Ian has become far more confident in himself and he has now started to do many things again, like going abroad for holidays something he and his wife wouldn’t have thought would have been possible.
David came into the care of the hospice after being diagnosed with a liver tumour when 52 years old.
Having previously lived a very active and healthy lifestyle, and with no family history of cancer, this came as a real blow as he was forced very quickly to take early retirement from his role as a Suffolk primary school teacher. It was at this point that St Elizabeth Hospice was told about him by the hospital and the next thing he knew was a community nurse specialist made contact with him.
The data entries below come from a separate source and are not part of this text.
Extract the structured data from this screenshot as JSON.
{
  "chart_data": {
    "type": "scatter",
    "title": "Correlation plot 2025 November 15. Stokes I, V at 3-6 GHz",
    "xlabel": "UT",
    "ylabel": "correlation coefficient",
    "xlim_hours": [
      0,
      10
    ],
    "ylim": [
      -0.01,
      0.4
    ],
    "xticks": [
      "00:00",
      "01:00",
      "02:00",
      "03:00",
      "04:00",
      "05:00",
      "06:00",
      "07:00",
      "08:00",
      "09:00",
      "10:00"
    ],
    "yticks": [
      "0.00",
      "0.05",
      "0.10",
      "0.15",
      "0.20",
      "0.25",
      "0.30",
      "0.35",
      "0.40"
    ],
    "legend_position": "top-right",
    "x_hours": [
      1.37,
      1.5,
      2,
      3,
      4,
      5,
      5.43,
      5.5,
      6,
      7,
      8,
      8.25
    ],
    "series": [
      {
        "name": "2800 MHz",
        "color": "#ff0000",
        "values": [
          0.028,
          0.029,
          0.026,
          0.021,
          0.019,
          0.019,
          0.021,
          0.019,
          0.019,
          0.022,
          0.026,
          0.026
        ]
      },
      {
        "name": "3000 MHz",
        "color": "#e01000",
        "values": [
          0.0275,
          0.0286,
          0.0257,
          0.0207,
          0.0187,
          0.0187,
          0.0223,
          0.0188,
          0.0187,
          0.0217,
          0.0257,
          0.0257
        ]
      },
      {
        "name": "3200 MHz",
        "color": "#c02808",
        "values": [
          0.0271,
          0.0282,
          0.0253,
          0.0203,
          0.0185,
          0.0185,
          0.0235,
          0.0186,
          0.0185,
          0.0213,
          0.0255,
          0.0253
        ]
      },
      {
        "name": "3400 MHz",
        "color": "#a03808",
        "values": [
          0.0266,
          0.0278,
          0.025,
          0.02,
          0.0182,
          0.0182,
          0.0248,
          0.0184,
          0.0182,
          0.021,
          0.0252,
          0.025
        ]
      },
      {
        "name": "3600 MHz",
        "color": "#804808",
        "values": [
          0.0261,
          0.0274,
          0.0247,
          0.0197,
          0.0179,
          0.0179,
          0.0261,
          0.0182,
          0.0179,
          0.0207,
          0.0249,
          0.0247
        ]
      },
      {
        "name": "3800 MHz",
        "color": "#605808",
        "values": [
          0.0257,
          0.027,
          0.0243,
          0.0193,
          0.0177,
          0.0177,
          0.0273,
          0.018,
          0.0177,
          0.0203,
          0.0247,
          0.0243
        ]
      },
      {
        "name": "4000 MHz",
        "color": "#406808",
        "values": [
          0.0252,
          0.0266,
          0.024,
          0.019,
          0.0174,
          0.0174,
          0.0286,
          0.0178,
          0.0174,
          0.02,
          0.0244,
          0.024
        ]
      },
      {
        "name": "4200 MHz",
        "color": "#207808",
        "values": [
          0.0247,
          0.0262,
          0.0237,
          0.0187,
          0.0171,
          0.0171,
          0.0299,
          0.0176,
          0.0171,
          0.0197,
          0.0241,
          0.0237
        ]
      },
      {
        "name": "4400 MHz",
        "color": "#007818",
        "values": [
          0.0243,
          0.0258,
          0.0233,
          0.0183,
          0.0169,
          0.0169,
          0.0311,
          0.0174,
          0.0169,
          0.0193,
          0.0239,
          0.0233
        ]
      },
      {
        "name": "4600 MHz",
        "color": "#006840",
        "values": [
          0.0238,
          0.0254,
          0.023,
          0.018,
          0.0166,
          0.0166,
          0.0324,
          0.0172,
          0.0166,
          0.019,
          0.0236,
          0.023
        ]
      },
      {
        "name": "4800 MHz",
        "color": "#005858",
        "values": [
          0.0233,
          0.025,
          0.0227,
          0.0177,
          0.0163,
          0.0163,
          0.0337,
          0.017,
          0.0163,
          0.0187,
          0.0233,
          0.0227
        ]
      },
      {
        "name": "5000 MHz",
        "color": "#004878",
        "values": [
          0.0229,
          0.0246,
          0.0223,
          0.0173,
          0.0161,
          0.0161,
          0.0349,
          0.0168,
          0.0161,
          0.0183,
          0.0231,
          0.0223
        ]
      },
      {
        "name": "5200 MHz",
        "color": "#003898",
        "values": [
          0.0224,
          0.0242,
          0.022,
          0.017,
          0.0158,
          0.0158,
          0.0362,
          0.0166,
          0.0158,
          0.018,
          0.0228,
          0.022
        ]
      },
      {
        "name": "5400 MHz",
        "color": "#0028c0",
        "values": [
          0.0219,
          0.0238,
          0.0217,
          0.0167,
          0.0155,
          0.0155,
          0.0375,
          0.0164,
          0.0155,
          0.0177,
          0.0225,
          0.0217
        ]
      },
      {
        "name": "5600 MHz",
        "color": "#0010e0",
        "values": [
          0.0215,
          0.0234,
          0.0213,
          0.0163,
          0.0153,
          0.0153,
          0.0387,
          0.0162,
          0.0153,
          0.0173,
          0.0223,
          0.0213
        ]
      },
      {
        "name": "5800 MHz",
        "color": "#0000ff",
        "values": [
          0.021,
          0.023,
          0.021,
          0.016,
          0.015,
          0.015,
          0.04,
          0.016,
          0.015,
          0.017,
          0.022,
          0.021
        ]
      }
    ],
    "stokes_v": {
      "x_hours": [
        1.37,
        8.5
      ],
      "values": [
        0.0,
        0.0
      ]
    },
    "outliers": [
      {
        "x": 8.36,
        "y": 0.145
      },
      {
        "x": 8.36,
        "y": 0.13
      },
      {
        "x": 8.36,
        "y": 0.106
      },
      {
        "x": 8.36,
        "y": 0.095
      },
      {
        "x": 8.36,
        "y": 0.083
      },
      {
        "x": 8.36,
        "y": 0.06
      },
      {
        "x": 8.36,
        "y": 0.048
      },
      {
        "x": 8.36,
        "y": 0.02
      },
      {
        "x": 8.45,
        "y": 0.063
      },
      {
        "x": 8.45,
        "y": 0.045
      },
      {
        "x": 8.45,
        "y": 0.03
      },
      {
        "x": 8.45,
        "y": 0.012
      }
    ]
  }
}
The nurse makes regular visits to David who lives in rural East Suffolk and listens to him and uses her extensive experience to explain expectations. She also liaises with the district nurse; meets with his GP every week and sorts out pain relief using her specialist knowledge. This help and support has gradually enabled David to feel positive again and to be seen in his own home.
A key turning point for David came when the nurse spotted his need for some kind of outlet for self-expression. As a teacher, David had always done lots of art with the children at school but never for himself. She put him in touch with the hospice art therapist. They meet regularly and David soon discovered that it really is a form of self-expression for him, especially when his emotions were all over the place.
David was also referred to the family support team; who have really helped him to deal with the emotional side of his illness. David reveals: “These counselling sessions are so useful to me. I feel cared for as the whole person that I am, not just as a patient with metastatic colon cancer. I no longer feel isolated.”
Toni was diagnosed with stage four pancreatic cancer at 43 years old. During her oncology consultation she was referred to St Elizabeth Hospice, for pain management and palliative care.
Toni came to have a look around as part of an outpatient appointment. She needed direction and guidance even though she knew there was no ‘right’ way. After that initial visit Toni came to the hospice regularly as she saw it as a safe place where her questions were answered. She was allowed to question everything and was given answers which provided reassurance.
As a former nurse used to caring for others, the role of patient was difficult for Toni however when the need came for her to come to the hospice from hospital, once she needed to be an inpatient, it made her finally feel safe.
For Toni, having continuity was important – the consultant she saw at the hospital was the same one who looked after her in the inpatient unit at the hospice. She recalled: “I was told that there was a bed for me on a Thursday and the very next day I was comfortably tucked in, with my cat who was allowed to visit. It is as if we were at home.”
Toni soon discovered the impeccably-kept hospice garden. She loved it there, calling it “unbelievable.” There are plenty of fish in the pond; raised flower beds for patients to access and the summerhouse, hidden in the corner for patients, family and friends to inhabit.
Since experiencing the care Toni and her family decided that they wanted to raise money to support the hospice; as thanks for the support they received. They wanted to ensure that others may benefit as Toni did.